What you might not know is the fact that financial institutions, especially banks, are still in a state of recovery because they are dealing with the lasting effects of defaulted debt instruments. Hundreds of millions of dollars in defaulted mortgages, business loans, lines of credit, car loans, and more went unpaid by hundreds of thousands consumers. However, though banks are eager to make new loans, they are quite cautious about who they approve, and, will turn down some home loan applicants.
Your Debt-to-Income Ratio
One of the best measurements of how much you can afford in the form of a home loan is your DTI or Debt to Income ratio. This figure is the difference between your gross monthly income and your monthly obligations. Lenders like to see that number under 43 percent, but prefer it to be about 35 percent because it gives borrowers room.
“Evidence from studies of mortgage loans suggest that borrowers with a higher debt-to-income ratio are more likely to run into trouble making monthly payments. The 43 percent debt-to-income ratio is important because, in most cases, that is the highest ratio a borrower can have and still get a Qualified Mortgage.” —Consumer Financial Protection Bureau
Among a wave of new federal banking regulations and consumer protection efforts, borrowers with a debt to income ratio of more than 43 percent, even with sterling credit and a hefty down payment likely will not qualify for a mortgage.
This means, of course, that it’s quite important to get your DTI in check and lower it as much as possible. Doing that starts with paying off lines of credit, building up your savings account, and streamlining other monthly obligations. A new car loan will inflate your DTI, and, that’s a bad thing.
Your Credit File, Score, and Mortgage Approval
To improve your credit score, you’ll have to review each report produced by the three credit bureaus: Experian, Equifax, and TransUnion. Your credit reports can be obtained free of charge once a year through Annual Credit Report.com.
You’ll want to go over each one with a fine-tooth comb and mail in letters, along with proof for each dispute on your report.
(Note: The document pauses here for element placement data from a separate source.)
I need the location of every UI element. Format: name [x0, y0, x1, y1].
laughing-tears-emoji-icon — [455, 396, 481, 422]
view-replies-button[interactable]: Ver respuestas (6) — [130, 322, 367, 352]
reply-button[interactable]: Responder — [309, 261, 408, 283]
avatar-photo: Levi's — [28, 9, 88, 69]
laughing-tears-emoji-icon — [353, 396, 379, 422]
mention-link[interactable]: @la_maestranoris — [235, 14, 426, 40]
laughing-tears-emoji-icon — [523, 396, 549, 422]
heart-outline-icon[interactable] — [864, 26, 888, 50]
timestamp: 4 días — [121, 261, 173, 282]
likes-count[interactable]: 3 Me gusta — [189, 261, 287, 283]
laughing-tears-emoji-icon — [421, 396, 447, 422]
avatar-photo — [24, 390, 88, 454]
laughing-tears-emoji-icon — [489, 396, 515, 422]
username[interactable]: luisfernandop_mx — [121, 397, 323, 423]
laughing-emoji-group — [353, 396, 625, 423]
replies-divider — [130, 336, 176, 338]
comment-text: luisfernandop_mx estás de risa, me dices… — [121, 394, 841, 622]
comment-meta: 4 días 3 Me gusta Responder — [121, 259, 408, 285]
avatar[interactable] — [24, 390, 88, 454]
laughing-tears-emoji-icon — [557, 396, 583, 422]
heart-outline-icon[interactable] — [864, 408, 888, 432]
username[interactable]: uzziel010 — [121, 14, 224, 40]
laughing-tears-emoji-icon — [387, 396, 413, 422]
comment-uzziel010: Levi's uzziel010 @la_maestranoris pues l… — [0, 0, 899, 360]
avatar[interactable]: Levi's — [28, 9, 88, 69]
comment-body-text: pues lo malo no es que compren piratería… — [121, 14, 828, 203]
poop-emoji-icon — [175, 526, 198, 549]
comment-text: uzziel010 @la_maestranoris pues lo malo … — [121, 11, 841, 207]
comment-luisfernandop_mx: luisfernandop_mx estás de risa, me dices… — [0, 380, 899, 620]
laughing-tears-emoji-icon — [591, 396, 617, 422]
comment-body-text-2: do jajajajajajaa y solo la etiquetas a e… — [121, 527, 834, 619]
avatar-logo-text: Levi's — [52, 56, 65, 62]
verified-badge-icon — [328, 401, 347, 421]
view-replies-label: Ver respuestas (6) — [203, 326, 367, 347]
Do not use the online dispute system because they do not contain enough space to explain the situation and not enough space to include proof of inaccuracies.
Of course, a car loan can be a good thing to improve your credit score; but, it has to be “aged”. In other words, if you’re considering applying for a home loan, wait at least twelve months after financing a new car. This will up your credit score and put at least some of the balance obligation behind.
It’s best to wait longer, about halfway into the loan or longer, to take time to payoff lines of credit and build-up your savings. Frankly, a high monthly car payment can do a lot to keep you from qualifying for a mortgage. For instance, a payment of $430 can reduce your borrowing power by as much as $100,000.